Jim Martin's long-shot legislative campaign is rooted in his belief that people should have more control over their government.
The Lake Elmo resident said he decided to mount an independent campaign for House District 56A after seeing non-elected government boards, not just elected legislators, spending tax money.
"When I knock on people’s doors, they tell me, 'I feel detached from my government,' and that’s pretty much the reason why I’m running," Martin said.
Martin offered a few ideas on how the Legislature next year should balance a projected $5.8 billion deficit, lawmakers' main job. Martin said he believes state revenue will increase as the economy improves and unemployed people find jobs. They will be paying taxes, which will boost state coffers.
Also, Martin also said the state could bring down its costs by transferring education spending decisions to local school districts.

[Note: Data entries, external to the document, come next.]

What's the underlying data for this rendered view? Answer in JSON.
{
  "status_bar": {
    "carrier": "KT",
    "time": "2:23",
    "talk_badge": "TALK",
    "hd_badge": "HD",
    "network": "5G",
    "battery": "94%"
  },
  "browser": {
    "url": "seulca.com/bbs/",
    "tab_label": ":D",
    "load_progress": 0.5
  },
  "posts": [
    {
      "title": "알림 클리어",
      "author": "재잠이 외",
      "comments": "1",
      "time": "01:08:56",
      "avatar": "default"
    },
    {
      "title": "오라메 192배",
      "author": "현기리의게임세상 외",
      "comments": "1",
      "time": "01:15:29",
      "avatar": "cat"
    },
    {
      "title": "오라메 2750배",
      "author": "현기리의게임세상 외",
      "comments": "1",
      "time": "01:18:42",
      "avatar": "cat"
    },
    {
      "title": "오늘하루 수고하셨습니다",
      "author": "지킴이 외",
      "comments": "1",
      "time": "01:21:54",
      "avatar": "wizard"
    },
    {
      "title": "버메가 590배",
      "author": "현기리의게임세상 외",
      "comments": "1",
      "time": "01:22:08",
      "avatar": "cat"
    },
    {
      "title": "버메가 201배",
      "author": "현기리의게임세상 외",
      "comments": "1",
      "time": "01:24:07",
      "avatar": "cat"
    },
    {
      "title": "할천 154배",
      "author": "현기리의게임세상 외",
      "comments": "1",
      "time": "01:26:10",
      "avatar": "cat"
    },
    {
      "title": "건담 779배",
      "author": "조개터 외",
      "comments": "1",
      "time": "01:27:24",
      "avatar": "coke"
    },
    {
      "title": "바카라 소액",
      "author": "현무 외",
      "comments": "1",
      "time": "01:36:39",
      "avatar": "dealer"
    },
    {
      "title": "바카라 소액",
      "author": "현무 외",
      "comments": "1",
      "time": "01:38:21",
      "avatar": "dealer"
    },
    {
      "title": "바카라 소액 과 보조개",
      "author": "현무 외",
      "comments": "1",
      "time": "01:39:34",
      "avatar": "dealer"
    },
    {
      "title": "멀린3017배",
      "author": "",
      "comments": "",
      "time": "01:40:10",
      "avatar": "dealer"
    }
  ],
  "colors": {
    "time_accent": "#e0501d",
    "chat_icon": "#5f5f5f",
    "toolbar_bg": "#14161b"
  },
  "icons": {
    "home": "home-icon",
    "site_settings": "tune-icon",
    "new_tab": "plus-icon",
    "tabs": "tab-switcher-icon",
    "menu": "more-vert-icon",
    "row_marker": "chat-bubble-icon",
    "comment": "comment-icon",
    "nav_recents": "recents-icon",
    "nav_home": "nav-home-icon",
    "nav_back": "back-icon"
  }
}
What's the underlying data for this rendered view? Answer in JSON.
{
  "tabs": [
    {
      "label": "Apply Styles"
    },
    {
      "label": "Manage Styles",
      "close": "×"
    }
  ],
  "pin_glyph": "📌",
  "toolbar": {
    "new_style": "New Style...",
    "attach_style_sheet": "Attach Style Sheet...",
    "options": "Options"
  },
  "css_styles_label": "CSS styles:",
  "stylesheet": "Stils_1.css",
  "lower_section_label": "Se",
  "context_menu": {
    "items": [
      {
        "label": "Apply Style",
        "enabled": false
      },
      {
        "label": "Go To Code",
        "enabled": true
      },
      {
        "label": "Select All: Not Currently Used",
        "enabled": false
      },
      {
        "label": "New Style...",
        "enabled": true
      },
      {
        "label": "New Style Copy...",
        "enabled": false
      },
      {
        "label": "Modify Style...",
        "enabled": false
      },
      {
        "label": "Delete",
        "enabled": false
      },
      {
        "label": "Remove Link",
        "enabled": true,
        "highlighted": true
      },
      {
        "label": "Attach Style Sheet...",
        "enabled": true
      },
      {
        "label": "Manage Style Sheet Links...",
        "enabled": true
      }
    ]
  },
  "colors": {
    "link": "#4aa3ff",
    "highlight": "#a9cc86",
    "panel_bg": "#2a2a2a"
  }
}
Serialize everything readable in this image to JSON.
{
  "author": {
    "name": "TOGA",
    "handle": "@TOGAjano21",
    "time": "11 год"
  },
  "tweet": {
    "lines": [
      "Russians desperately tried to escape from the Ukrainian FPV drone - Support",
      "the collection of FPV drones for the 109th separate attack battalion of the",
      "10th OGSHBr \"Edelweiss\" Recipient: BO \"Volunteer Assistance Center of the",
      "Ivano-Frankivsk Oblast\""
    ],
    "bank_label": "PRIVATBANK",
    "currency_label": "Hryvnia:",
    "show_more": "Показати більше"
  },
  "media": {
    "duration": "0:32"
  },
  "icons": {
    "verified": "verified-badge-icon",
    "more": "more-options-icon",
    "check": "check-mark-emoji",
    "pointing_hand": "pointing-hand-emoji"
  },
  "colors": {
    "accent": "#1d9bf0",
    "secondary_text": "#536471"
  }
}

"The local government should be the one to educate them," he said.
Martin's campaign is based on four positions: that legislators should not set their own pay; that voters, not lawmakers, should approve taxes; that unelected boards such as the Metropolitan Council should not be allowed to levy taxes; and that local governments are "coerced" into levying taxes so they can comply with regional planning the development goals.
Martin is running without a major political party's support. He collected voter signatures to secure a spot on the Nov. 2 ballot. That means the only people he is beholden to are local voters, not party activists who endorse candidates, Martin said.
"You can do a lot when you’re not affiliated with a party," he said. "I can actually speak from my heart."